The essays published in this collection, originally presented at a conference in 2002, provide a useful survey of historical case studies documenting the Moravian missionary diaspora in the eighteenth-century Atlantic world stretching from Central and Western Europe and western Africa to the Caribbean and the Americas. The Moravian Church, also known as Unitas Fratrum or Unity of the Brethren, originated in fifteenth-century Bohemia and quickly became the dominant confession of the region, but they were drastically reduced and forced underground by the early seventeenth century. A small group of survivors in Moravia were sponsored by Nikolaus Ludwig von Zinzendorf on his estate in Saxony and the Church’s revival began in 1727. The Moravians almost immediately sent missionaries into the world and quickly became the main Protestant sect converting people from Antigua, Barbados, Greenland, Silesia, Surinam, South Africa, and the Americas. The community grew from one thousand in 1750 to 700,000 today.

Traditionally, research on the Atlantic world has focused on the Anglo experiences in the North Atlantic and the Catholic church’s role in the Iberian-Atlantic worlds. Yet, Moravians and other German Pietists played a more significant role than did Anglicans, Quakers, and other British clerics. “What historians have yet to appreciate,” the editors write in their introduction, “is the degree to which the German Moravians, more than any other Protestant sect, proved most adept not only at stretching themselves across the entirety of the Atlantic World, but in securing new adherents in the unlikeliest of communities and in the unlikeliest of places” (3).

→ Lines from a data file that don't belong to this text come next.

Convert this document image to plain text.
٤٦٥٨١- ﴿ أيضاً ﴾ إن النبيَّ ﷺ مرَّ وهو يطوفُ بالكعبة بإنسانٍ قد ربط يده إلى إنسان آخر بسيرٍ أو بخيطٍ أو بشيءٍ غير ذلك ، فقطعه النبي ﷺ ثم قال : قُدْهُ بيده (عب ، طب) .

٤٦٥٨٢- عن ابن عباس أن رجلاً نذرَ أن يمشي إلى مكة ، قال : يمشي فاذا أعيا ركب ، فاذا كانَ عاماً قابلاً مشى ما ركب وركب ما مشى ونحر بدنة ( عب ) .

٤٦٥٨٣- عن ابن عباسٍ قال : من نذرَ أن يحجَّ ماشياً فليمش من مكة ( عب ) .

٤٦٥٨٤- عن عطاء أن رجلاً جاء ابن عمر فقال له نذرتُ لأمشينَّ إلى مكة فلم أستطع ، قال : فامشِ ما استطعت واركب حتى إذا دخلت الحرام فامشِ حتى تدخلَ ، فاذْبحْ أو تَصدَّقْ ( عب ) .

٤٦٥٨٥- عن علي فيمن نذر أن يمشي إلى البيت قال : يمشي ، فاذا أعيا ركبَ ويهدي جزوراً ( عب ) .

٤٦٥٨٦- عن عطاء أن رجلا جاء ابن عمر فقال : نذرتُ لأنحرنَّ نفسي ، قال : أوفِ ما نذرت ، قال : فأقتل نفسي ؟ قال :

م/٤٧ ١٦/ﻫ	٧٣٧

The editors argue that the eighteenth-century missionary work was crucial in the development of the Moravian church: Moravian missionaries with their cosmopolitan outlook, global network of missions, and multiple migration experiences illuminate previously hidden or poorly understood transnational and intercultural connections in this Atlantic world. Going even further, the editors argue that the Moravians were harbingers of modernity, using education, credit, medicine, travel and “information networks” (4) in their work while confronting and even opposing other challenges of modernity such as democracy, secularism, and freedom. Despite their constant engagement in the wider world, Moravians were nevertheless able to maintain closed communities that were based on a tightly circumscribed belief system and social structure and secretive forms of communication.

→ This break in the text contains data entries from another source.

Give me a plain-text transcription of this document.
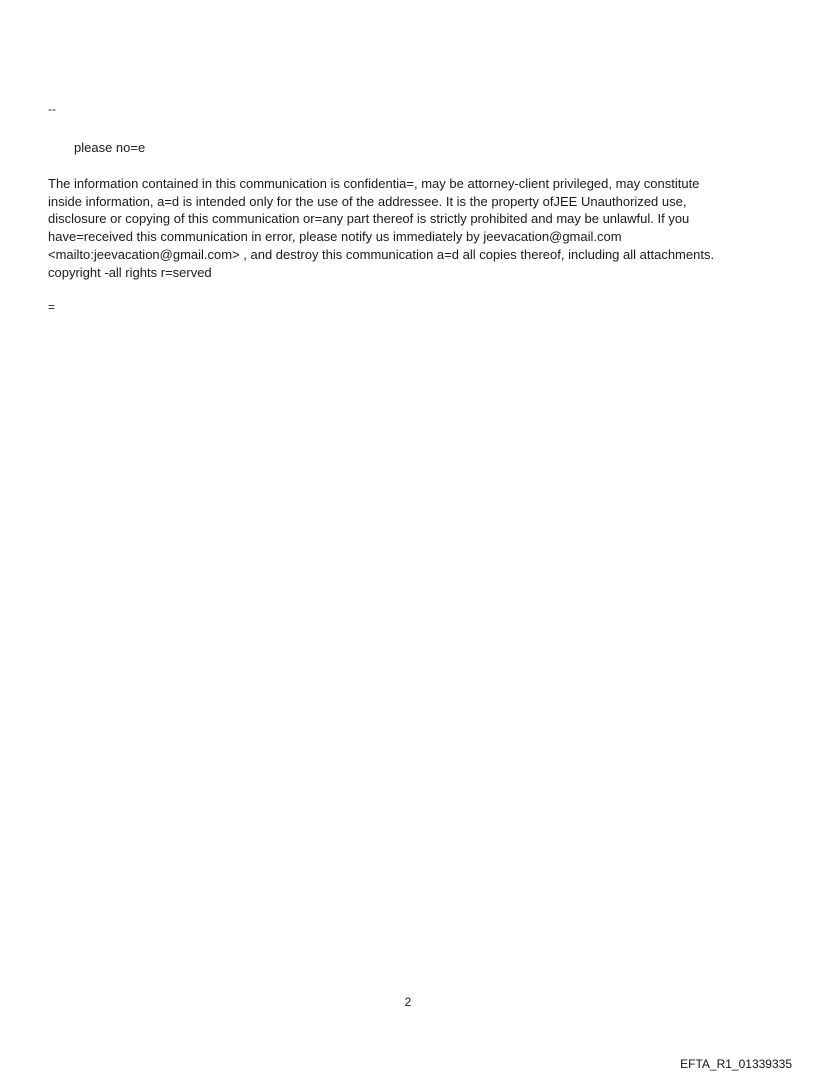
--
please no=e

The information contained in this communication is confidentia=, may be attorney-client privileged, may constitute
inside information, a=d is intended only for the use of the addressee. It is the property ofJEE Unauthorized use,
disclosure or copying of this communication or=any part thereof is strictly prohibited and may be unlawful. If you
have=received this communication in error, please notify us immediately by jeevacation@gmail.com
<mailto:jeevacation@gmail.com> , and destroy this communication a=d all copies thereof, including all attachments.
copyright -all rights r=served

=
2
EFTA_R1_01339335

The fourteen essays focus on the development of Moravian society, culture, commerce, and theology in eighteenth century America. Together, they weave a complex and often contradictory image of Moravian values and social relations. Social and economic relations of the community were derived from traditional German guild and community organization, but changed under the pressures and promises of capitalism. There was greater class equality than in outside society, but German nobility had a disproportionate involvement in church leadership. Similarly, women had greater power in the Moravian church than women generally did, but under financial constraint, male church leaders restricted this power after Zinzendorf’s death in 1760. Moravians were slaveholders, but also crossed racial lines more frequently and easily than others. Moravians were pacifists but were used in the service of colonial and imperialist projects. As Jon Sensbach argues in his essay on Moravians’ views of race and use of slaves, the “transcultural, multiracial Moravian fellowship derived from, and expressed, many of the contradictions of the eighteenth century” (235).

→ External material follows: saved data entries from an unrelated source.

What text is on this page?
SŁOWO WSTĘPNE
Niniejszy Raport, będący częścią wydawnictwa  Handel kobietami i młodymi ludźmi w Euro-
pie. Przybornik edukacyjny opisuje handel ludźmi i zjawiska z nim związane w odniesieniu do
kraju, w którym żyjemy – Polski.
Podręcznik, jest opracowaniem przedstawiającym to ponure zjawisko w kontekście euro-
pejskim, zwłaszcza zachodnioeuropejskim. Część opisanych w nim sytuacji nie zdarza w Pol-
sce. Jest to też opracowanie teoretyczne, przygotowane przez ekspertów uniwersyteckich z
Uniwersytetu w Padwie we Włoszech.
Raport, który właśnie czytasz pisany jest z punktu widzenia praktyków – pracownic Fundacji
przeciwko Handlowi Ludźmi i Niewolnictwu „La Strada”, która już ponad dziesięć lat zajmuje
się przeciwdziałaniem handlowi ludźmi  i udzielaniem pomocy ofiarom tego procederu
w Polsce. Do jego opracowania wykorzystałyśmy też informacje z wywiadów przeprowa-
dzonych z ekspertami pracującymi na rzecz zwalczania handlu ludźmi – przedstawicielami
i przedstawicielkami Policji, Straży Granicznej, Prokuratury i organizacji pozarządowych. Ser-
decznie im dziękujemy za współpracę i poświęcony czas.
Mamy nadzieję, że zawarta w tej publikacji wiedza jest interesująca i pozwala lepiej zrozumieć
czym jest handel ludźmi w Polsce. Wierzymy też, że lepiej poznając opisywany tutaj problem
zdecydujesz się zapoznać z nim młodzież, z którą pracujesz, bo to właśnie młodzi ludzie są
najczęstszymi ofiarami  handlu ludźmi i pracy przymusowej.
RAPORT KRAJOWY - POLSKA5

Even though the editors and authors aspired to write a history of Moravians in North America and the Atlantic world, the majority of essays focus on colonial America, while Moravian missions in Labrador are not mentioned. Further, despite the Moravians’ transnational values and ways of life, only some essays teach us about the non-Moravian world. Most of the studies are circumscribed by a focus on internal dialogue among scholars of Moravian history, and thus, as in much ethnic and religious group history, outside perspectives are underrepresented. Thus, the editors’ statement that this collection is “as relevant for understanding our world today as it is for understanding our past” (17) is an important objective, but it is not always met. Nevertheless, the collection will be a valuable resource for scholars of the Atlantic world, the eighteenth century, and the history of religion.